So Much for Openness and Transparency
"Acting on advice from borough attorney Diane Nabulas (sic, the real name is Dabulas), Main Street Highland Park now asserts that their meetings are private affairs, to be announced only at the board's discretion. The open meetings law 'applies specifically to public bodies,' director Graham Copeland wrote to The Mirror. 'It does not apply to private nonprofit corporations (such as) Main Street Highland Park.'
Main Street's budget of $225,000 is approved yearly by the borough council, in a municipal action that includes a 30-day comment period. The money is raised in part from residents' property taxes, and mostly from a 'business improvement assessment' on Raritan and Woodbridge Avenue commercial buildings. Main Street staff report its actual spending back to its board and borough council once a year, during the next budget submission.
MSHP went unchallenged in 2005 when it declared its invoices and purchasing policies as private information, exempt from the New Jersey Open Public Records Act (OPRA). While reserving the right to operate in secret, the downtown improvement group has generally welcomed public attendance and provided board minutes on request."
For several months in 2002, Main Street's board refused to make their meeting dates public and criticized me for printing those dates anyway in my non-partisan, unofficial Highland Park email newsletter. Eventually, they relented and even posted meeting dates on their web site.

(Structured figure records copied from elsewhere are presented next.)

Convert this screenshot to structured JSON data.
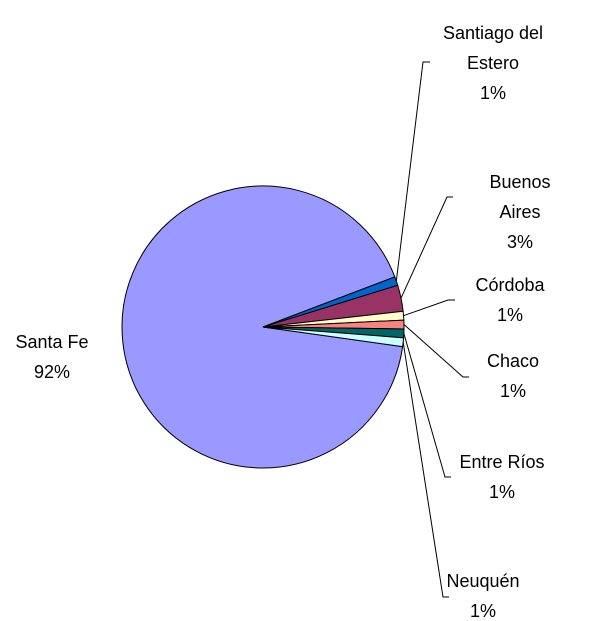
{
  "chart_data": {
    "type": "pie",
    "categories": [
      "Santa Fe",
      "Santiago del Estero",
      "Buenos Aires",
      "Córdoba",
      "Chaco",
      "Entre Ríos",
      "Neuquén"
    ],
    "values": [
      92,
      1,
      3,
      1,
      1,
      1,
      1
    ],
    "value_labels": [
      "92%",
      "1%",
      "3%",
      "1%",
      "1%",
      "1%",
      "1%"
    ],
    "colors": [
      "#9999ff",
      "#0066cc",
      "#993366",
      "#ffffcc",
      "#ff8080",
      "#006666",
      "#ccffff"
    ]
  }
}
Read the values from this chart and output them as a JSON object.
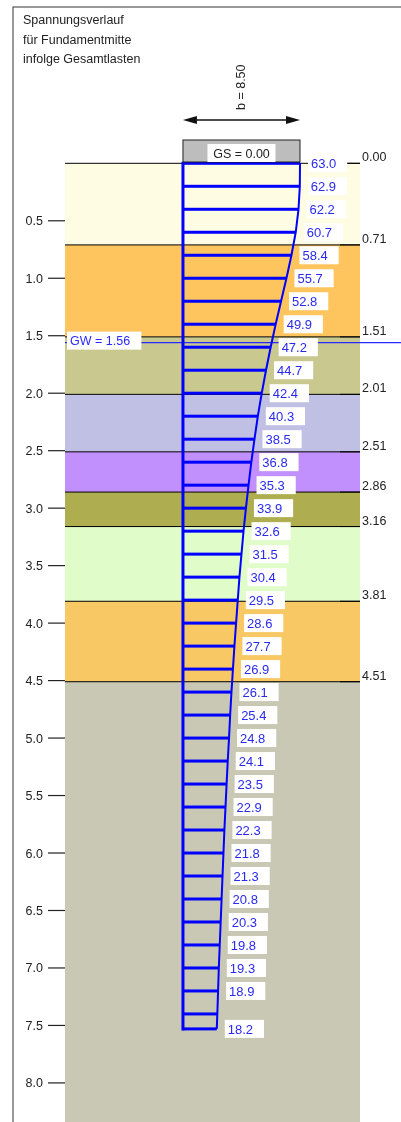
{
  "chart_data": {
    "type": "bar",
    "orientation": "horizontal",
    "title": "Spannungsverlauf\nfür Fundamentmitte\ninfolge Gesamtlasten",
    "x": [
      0,
      0.2,
      0.4,
      0.6,
      0.8,
      1.0,
      1.2,
      1.4,
      1.6,
      1.8,
      2.0,
      2.2,
      2.4,
      2.6,
      2.8,
      3.0,
      3.2,
      3.4,
      3.6,
      3.8,
      4.0,
      4.2,
      4.4,
      4.6,
      4.8,
      5.0,
      5.2,
      5.4,
      5.6,
      5.8,
      6.0,
      6.2,
      6.4,
      6.6,
      6.8,
      7.0,
      7.2,
      7.4,
      7.53
    ],
    "series": [
      {
        "color": "#0000ff",
        "values": [
          63.0,
          62.9,
          62.2,
          60.7,
          58.4,
          55.7,
          52.8,
          49.9,
          47.2,
          44.7,
          42.4,
          40.3,
          38.5,
          36.8,
          35.3,
          33.9,
          32.6,
          31.5,
          30.4,
          29.5,
          28.6,
          27.7,
          26.9,
          26.1,
          25.4,
          24.8,
          24.1,
          23.5,
          22.9,
          22.3,
          21.8,
          21.3,
          20.8,
          20.3,
          19.8,
          19.3,
          18.9,
          18.5,
          18.2
        ],
        "value_labels": [
          "63.0",
          "62.9",
          "62.2",
          "60.7",
          "58.4",
          "55.7",
          "52.8",
          "49.9",
          "47.2",
          "44.7",
          "42.4",
          "40.3",
          "38.5",
          "36.8",
          "35.3",
          "33.9",
          "32.6",
          "31.5",
          "30.4",
          "29.5",
          "28.6",
          "27.7",
          "26.9",
          "26.1",
          "25.4",
          "24.8",
          "24.1",
          "23.5",
          "22.9",
          "22.3",
          "21.8",
          "21.3",
          "20.8",
          "20.3",
          "19.8",
          "19.3",
          "18.9",
          null,
          "18.2"
        ]
      },
      {
        "type": "line",
        "color": "#0000ff",
        "values": [
          63.0,
          62.9,
          62.2,
          60.7,
          58.4,
          55.7,
          52.8,
          49.9,
          47.2,
          44.7,
          42.4,
          40.3,
          38.5,
          36.8,
          35.3,
          33.9,
          32.6,
          31.5,
          30.4,
          29.5,
          28.6,
          27.7,
          26.9,
          26.1,
          25.4,
          24.8,
          24.1,
          23.5,
          22.9,
          22.3,
          21.8,
          21.3,
          20.8,
          20.3,
          19.8,
          19.3,
          18.9,
          18.5,
          18.2
        ]
      }
    ],
    "xlim": [
      -63.5,
      95.3
    ],
    "ylim": [
      8.34,
      0
    ],
    "yticks": [
      0.5,
      {
        "value": 1.0,
        "label": "1.0"
      },
      1.5,
      {
        "value": 2.0,
        "label": "2.0"
      },
      2.5,
      {
        "value": 3.0,
        "label": "3.0"
      },
      3.5,
      {
        "value": 4.0,
        "label": "4.0"
      },
      4.5,
      {
        "value": 5.0,
        "label": "5.0"
      },
      5.5,
      {
        "value": 6.0,
        "label": "6.0"
      },
      6.5,
      {
        "value": 7.0,
        "label": "7.0"
      },
      7.5,
      {
        "value": 8.0,
        "label": "8.0"
      }
    ],
    "tick_labels": "y",
    "grid": false,
    "bands": [
      {
        "axis": "y",
        "from": 0,
        "to": 0.71,
        "color": "#fefce2"
      },
      {
        "axis": "y",
        "from": 0.71,
        "to": 1.51,
        "color": "#fec45e"
      },
      {
        "axis": "y",
        "from": 1.51,
        "to": 2.01,
        "color": "#c8c88f"
      },
      {
        "axis": "y",
        "from": 2.01,
        "to": 2.51,
        "color": "#c0c0e4"
      },
      {
        "axis": "y",
        "from": 2.51,
        "to": 2.86,
        "color": "#c290fc"
      },
      {
        "axis": "y",
        "from": 2.86,
        "to": 3.16,
        "color": "#aead50"
      },
      {
        "axis": "y",
        "from": 3.16,
        "to": 3.81,
        "color": "#e0fcc9"
      },
      {
        "axis": "y",
        "from": 3.81,
        "to": 4.51,
        "color": "#f8c864"
      },
      {
        "axis": "y",
        "from": 4.51,
        "to": 8.34,
        "color": "#c9c8b4"
      }
    ],
    "ref_lines": [
      {
        "axis": "y",
        "value": 0,
        "label": "0.00",
        "color": "#000000"
      },
      {
        "axis": "y",
        "value": 0.71,
        "label": "0.71",
        "color": "#000000"
      },
      {
        "axis": "y",
        "value": 1.51,
        "label": "1.51",
        "color": "#000000"
      },
      {
        "axis": "y",
        "value": 2.01,
        "label": "2.01",
        "color": "#000000"
      },
      {
        "axis": "y",
        "value": 2.51,
        "label": "2.51",
        "color": "#000000"
      },
      {
        "axis": "y",
        "value": 2.86,
        "label": "2.86",
        "color": "#000000"
      },
      {
        "axis": "y",
        "value": 3.16,
        "label": "3.16",
        "color": "#000000"
      },
      {
        "axis": "y",
        "value": 3.81,
        "label": "3.81",
        "color": "#000000"
      },
      {
        "axis": "y",
        "value": 4.51,
        "label": "4.51",
        "color": "#000000"
      },
      {
        "axis": "y",
        "value": 1.56,
        "label": "GW = 1.56",
        "color": "#2a2aff"
      },
      {
        "axis": "x",
        "value": 0,
        "color": "#0000ff"
      }
    ],
    "annotations": [
      "GS = 0.00",
      "b = 8.50"
    ]
  }
}
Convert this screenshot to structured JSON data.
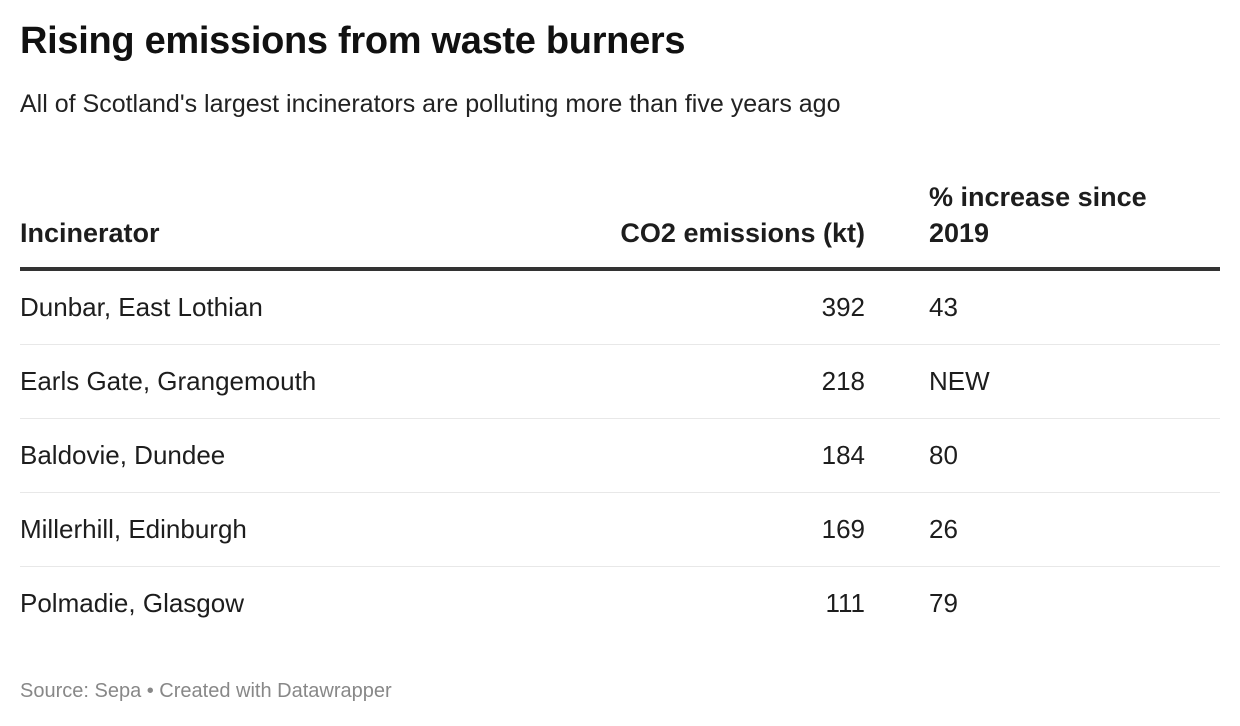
{
  "header": {
    "title": "Rising emissions from waste burners",
    "subtitle": "All of Scotland's largest incinerators are polluting more than five years ago"
  },
  "table": {
    "columns": [
      "Incinerator",
      "CO2 emissions (kt)",
      "% increase since 2019"
    ],
    "rows": [
      {
        "incinerator": "Dunbar, East Lothian",
        "co2_kt": "392",
        "pct_increase": "43"
      },
      {
        "incinerator": "Earls Gate, Grangemouth",
        "co2_kt": "218",
        "pct_increase": "NEW"
      },
      {
        "incinerator": "Baldovie, Dundee",
        "co2_kt": "184",
        "pct_increase": "80"
      },
      {
        "incinerator": "Millerhill, Edinburgh",
        "co2_kt": "169",
        "pct_increase": "26"
      },
      {
        "incinerator": "Polmadie, Glasgow",
        "co2_kt": "111",
        "pct_increase": "79"
      }
    ]
  },
  "footer": {
    "text": "Source: Sepa • Created with Datawrapper"
  },
  "colors": {
    "header_rule": "#333333",
    "row_divider": "#e8e8e8",
    "footer_text": "#888888"
  },
  "chart_data": {
    "type": "table",
    "title": "Rising emissions from waste burners",
    "subtitle": "All of Scotland's largest incinerators are polluting more than five years ago",
    "columns": [
      "Incinerator",
      "CO2 emissions (kt)",
      "% increase since 2019"
    ],
    "rows": [
      [
        "Dunbar, East Lothian",
        392,
        43
      ],
      [
        "Earls Gate, Grangemouth",
        218,
        "NEW"
      ],
      [
        "Baldovie, Dundee",
        184,
        80
      ],
      [
        "Millerhill, Edinburgh",
        169,
        26
      ],
      [
        "Polmadie, Glasgow",
        111,
        79
      ]
    ],
    "source": "Sepa"
  }
}
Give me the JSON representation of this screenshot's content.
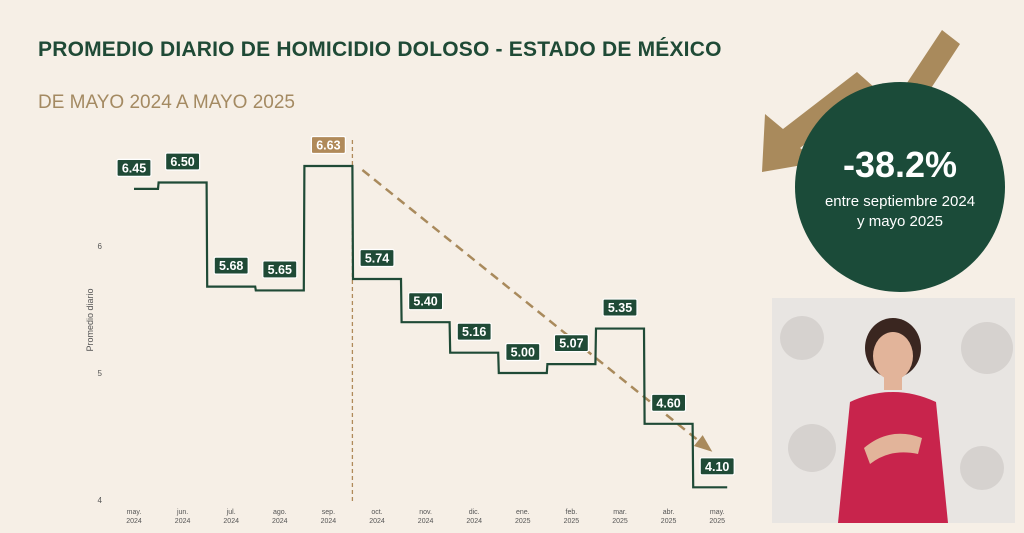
{
  "header": {
    "title": "PROMEDIO DIARIO DE HOMICIDIO DOLOSO - ESTADO DE MÉXICO",
    "subtitle": "DE MAYO 2024 A MAYO 2025"
  },
  "badge": {
    "percent": "-38.2%",
    "note_line1": "entre septiembre 2024",
    "note_line2": "y mayo 2025"
  },
  "colors": {
    "background": "#f6efe6",
    "line": "#1f4a36",
    "peak_label": "#b08a5a",
    "trend_arrow": "#a98a5c",
    "circle": "#1b4b39"
  },
  "chart_data": {
    "type": "line",
    "step": true,
    "categories": [
      "may. 2024",
      "jun. 2024",
      "jul. 2024",
      "ago. 2024",
      "sep. 2024",
      "oct. 2024",
      "nov. 2024",
      "dic. 2024",
      "ene. 2025",
      "feb. 2025",
      "mar. 2025",
      "abr. 2025",
      "may. 2025"
    ],
    "values": [
      6.45,
      6.5,
      5.68,
      5.65,
      6.63,
      5.74,
      5.4,
      5.16,
      5.0,
      5.07,
      5.35,
      4.6,
      4.1
    ],
    "ylabel": "Promedio diario",
    "yticks": [
      4,
      5,
      6
    ],
    "ylim": [
      4,
      6.9
    ],
    "highlight": {
      "category": "sep. 2024",
      "value": 6.63
    },
    "trend": {
      "from": "sep. 2024",
      "to": "may. 2025",
      "style": "dashed arrow"
    }
  }
}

This year, when I asked for a copy of the Main Street budget in time for their hearing before the Borough Council, I was given the wrong sheet, which Main Street representatives claimed was a worksheet that should never have been publicly distributed. Meanwhile, the actual budget document was never made public before the public hearing. I pointed out that under these conditions, the council should have postponed approval of the Main Street budget until it was made available to the public in advance of the meeting as required by law. The council ignored this request, emphasizing the need to approve the budget as soon as possible so Main Street can get on with its work.
For a mayor and council that claim to be paragons of open government and transparency, this type of action is reprehensible. Main Street is funded by taxpayer dollars, both through the borough budget and through an average assessment of $1,000-$2,000 a year paid by property and business owners. This makes Main Street a public body, subject to the same laws as mayors and councils, including OPMA and OPRA. It is interesting to consider what the Government Records Council or the state Office of the Public Advocate might have to say on this matter.
Operating in secret for the sake of efficiency is the way dictatorships work. It has no place in a democracy and no place in Highland Park. If borough officials condone this policy by Main Street, then all their repetitions of words like "open government" and "transparency" are nothing more than shallow, empty rhetoric.